Introduction to Multimodal Sentiment Analysis

Sentiment analysis is a crucial task in NLP, focusing on understanding emotional states through data. Traditional approaches centered on textual data have been extended to multimodal sentiment analysis, leveraging richer datasets that include spoken words, visual attributes, and acoustic features. Multimodal data offers a comprehensive understanding of emotions, especially when textual information is ambiguous.

Existing MSA methods largely focus on multimodal fusion. Early-fusion techniques combine features from various modalities immediately, while late-fusion strategies integrate results post independent modality training. Despite their efficacy, these strategies have yet to fully exploit cross-sample relations that could significantly boost representation distinguishability.

Multi-View Contrastive Learning Framework

Contrastive learning has notably improved representation quality by distinguishing similar and dissimilar samples in a shared embedding space. This paper introduces a three-stage framework to refine modality-specific representations:

1. Supervised Contrastive Learning (SCL-1): Initial features are extracted using pre-trained models; these features are refined by pulling samples together within the same class and pushing others apart, enhancing their semantic cohesion.
2. Self-Supervised Contrastive Learning (SSCL): Utilizing cross-modal Transformers, modality-specific representations are further refined.

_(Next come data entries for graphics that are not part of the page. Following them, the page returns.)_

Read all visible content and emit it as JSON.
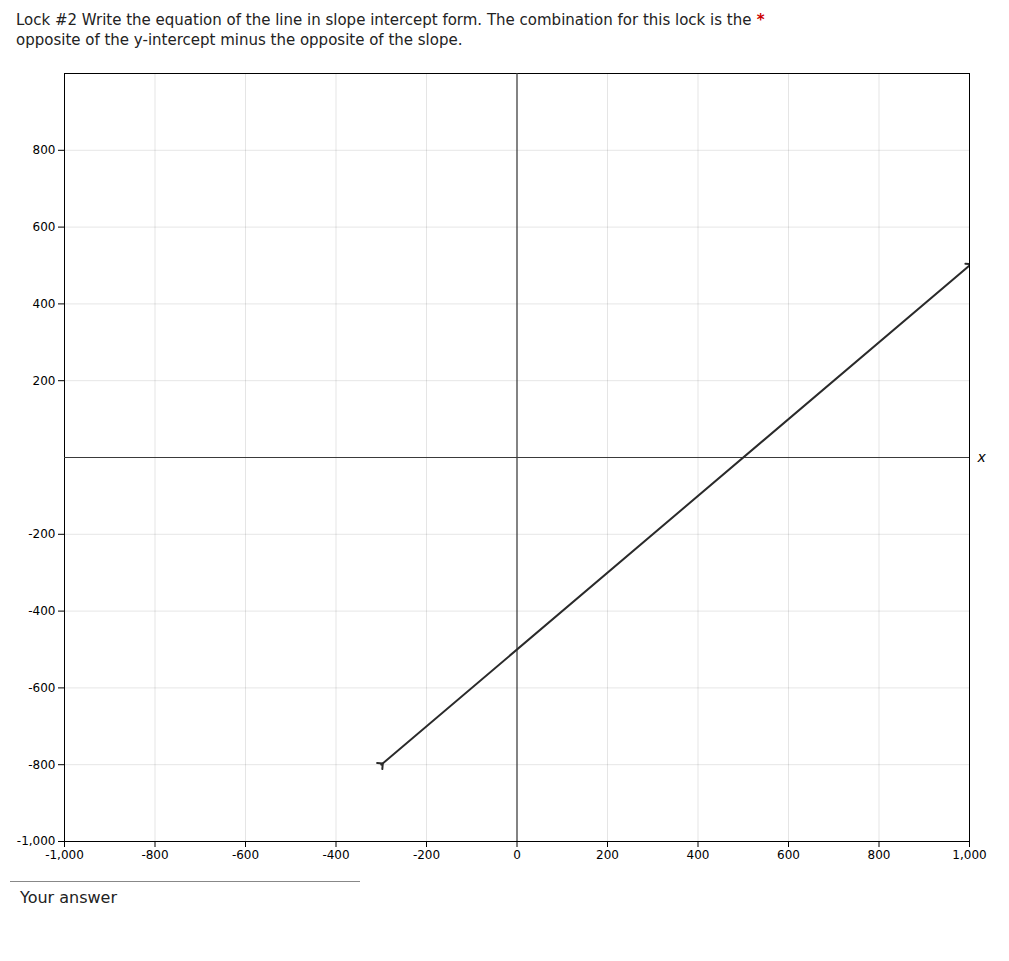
{
  "chart_data": {
    "type": "line",
    "title": "Lock #2 Write the equation of the line in slope intercept form. The combination for this lock is the",
    "subtitle": "opposite of the y-intercept minus the opposite of the slope.",
    "annotations": [
      {
        "text": "*",
        "color": "#cc0000"
      }
    ],
    "caption": "Your answer",
    "xlabel": "x",
    "x": [
      -300,
      1000
    ],
    "values": [
      -800,
      500
    ],
    "color": "#2a2a2a",
    "marker": "arrow",
    "xlim": [
      -1000,
      1000
    ],
    "ylim": [
      -1000,
      1000
    ],
    "xticks": [
      {
        "value": -1000,
        "label": "-1,000"
      },
      -800,
      -600,
      -400,
      -200,
      0,
      200,
      400,
      600,
      800,
      {
        "value": 1000,
        "label": "1,000"
      }
    ],
    "yticks": [
      {
        "value": -1000,
        "label": "-1,000"
      },
      -800,
      -600,
      -400,
      -200,
      200,
      400,
      600,
      800
    ],
    "grid": true
  }
}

Self-supervised pairs are formed from different refinement orders to minimize representation gaps, thus enhancing modality interaction.
3. Supervised Contrastive Learning (SCL-2): Final multimodal representations are achieved by self-attention mechanisms, ensuring a robust discriminative representation for sentiment classification tasks.

   Figure 1: The overview of our proposed method.

Methodology

The framework combines supervised and self-supervised contrastive learning to enhance modality-specific and multimodal representations. The process involves extracting initial modality features, applying Transformers for temporal and spatial information, and implementing contrastive learning strategies to refine and fuse representations effectively.

Feature Extraction

• Video: Spatial and temporal features extracted using MTCNN and I3D.
• Text: BERT embeddings filtered by part-of-speech tags and enhanced using TF-IDF.
• Acoustic: Features derived using LibROSA and wav2vec2.0, capturing intricate audio nuances.

Contrastive Learning Application

SCL-1 facilitates unimodal representation clustering, utilizing a batch-based contrastive loss function. SSCL refines modality-aimed cross-modal representations via a novel cross-modal Transformer, enhancing feature interaction without requiring additional augmentations. SCL-2 synthesizes these refined multimodal representations, ensuring feature integrity and discriminative accuracy during multiclass predictions.

Experimental Evaluation

The framework's efficacy was tested on three datasets: CMU-MOSI, CMU-MOSEI, and CH-SIMS. Results demonstrate superior performance across multiple metrics such as F1 score, accuracy, MAE, and Pearson correlation when compared to existing fusion-based methods like TFN, LMF, MulT, and MISA. This shows that the proposed contrastive learning significantly improves modality representation quality.

Dataset and Results

• MOSI Dataset: Enhanced performance in most metrics, indicating effective representation refinement but showing slight limitation in accuracy.
• MOSEI Dataset: Overall improvement highlighting refined modality-invariant features.
• CH-SIMS Dataset: Demonstrated the model's adaptability across modality-specific tasks, maintaining high accuracy and correlation scores.

Conclusion

The multi-view contrastive learning framework successfully advances MSA by producing highly discriminative representations. This approach paves the way for improved sentiment analysis accuracy, emphasizing enhanced feature differentiation and interaction through contrastive methodologies. Future research may explore broader applications of contrastive learning across modalities and its integration with other feature extraction techniques.